At the current price of Rs 272, the stock is trading at a multiple of 9.6 times our estimated FY10 earnings. The company’s management, in its conference call held today, mentioned that they are not witnessing any slowdown in investments. As a matter of fact, they mentioned that investments have been growing strongly in the global space, especially in the high growing regions like North Africa and the Middle East. During the quarter, PUNL won three large contracts, the largest being Rs 6.5 bn motor spirit quality upgradation project from IOCL. Also, earlier this month, PUNL won one of the largest power sector orders in the country till date worth Rs 10 bn from GVK Power for setting up civil structures (on EPC basis) and balance of plant work.

1QFY09 also saw the company make its foray into the defense sector by tying up with ST Kinetics, a Singapore based company, for manufacturing of defense equipment. This joint venture will primarily target the Indian defense sector and gradually move to the export markets. As these contracts have long gestation periods (2 to 3 years), revenue recognition from this segment is not likely in the medium term. The company acquired 74% stake in Technodyne International, a UK based cryogenic and large-scale tanks specialist providing engineering, design and consultancy services. This strategic acquisition will benefit PUNL by strengthening its capabilities in this segment.

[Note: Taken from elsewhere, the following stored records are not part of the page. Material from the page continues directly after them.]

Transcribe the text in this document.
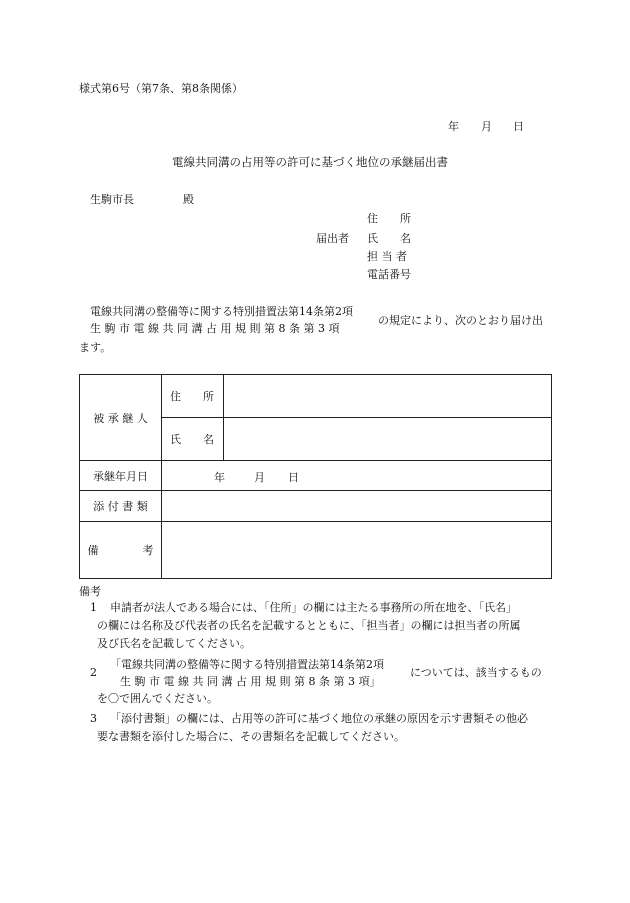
様式第6号（第7条、第8条関係）
年 月 日
電線共同溝の占用等の許可に基づく地位の承継届出書
生駒市長	殿
届出者
住　　所
氏　　名
担 当 者
電話番号
電線共同溝の整備等に関する特別措置法第14条第2項
生 駒 市 電 線 共 同 溝 占 用 規 則 第 8 条 第 3 項
の規定により、次のとおり届け出
ます。
被 承 継 人	住　　所	
	氏　　名	
承継年月日	年 月 日	

添 付 書 類		
備　　　　考		
備考
1 申請者が法人である場合には、「住所」の欄には主たる事務所の所在地を、「氏名」
の欄には名称及び代表者の氏名を記載するとともに、「担当者」の欄には担当者の所属
及び氏名を記載してください。
2
「電線共同溝の整備等に関する特別措置法第14条第2項
生 駒 市 電 線 共 同 溝 占 用 規 則 第 8 条 第 3 項」
については、該当するもの
を〇で囲んでください。
3 「添付書類」の欄には、占用等の許可に基づく地位の承継の原因を示す書類その他必
要な書類を添付した場合に、その書類名を記載してください。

During the previous quarter, PUNL had made a provision of Rs 3 bn for losses on certain legacy orders (due to cost overruns). However, during 1QFY09, the legacy order’s original client agreed to compensate for nearly 36% of the cost. The company’s management expects the balance payment to be made some time in the future. We maintain our positive view on the stock from a 2 to 3 year perspective.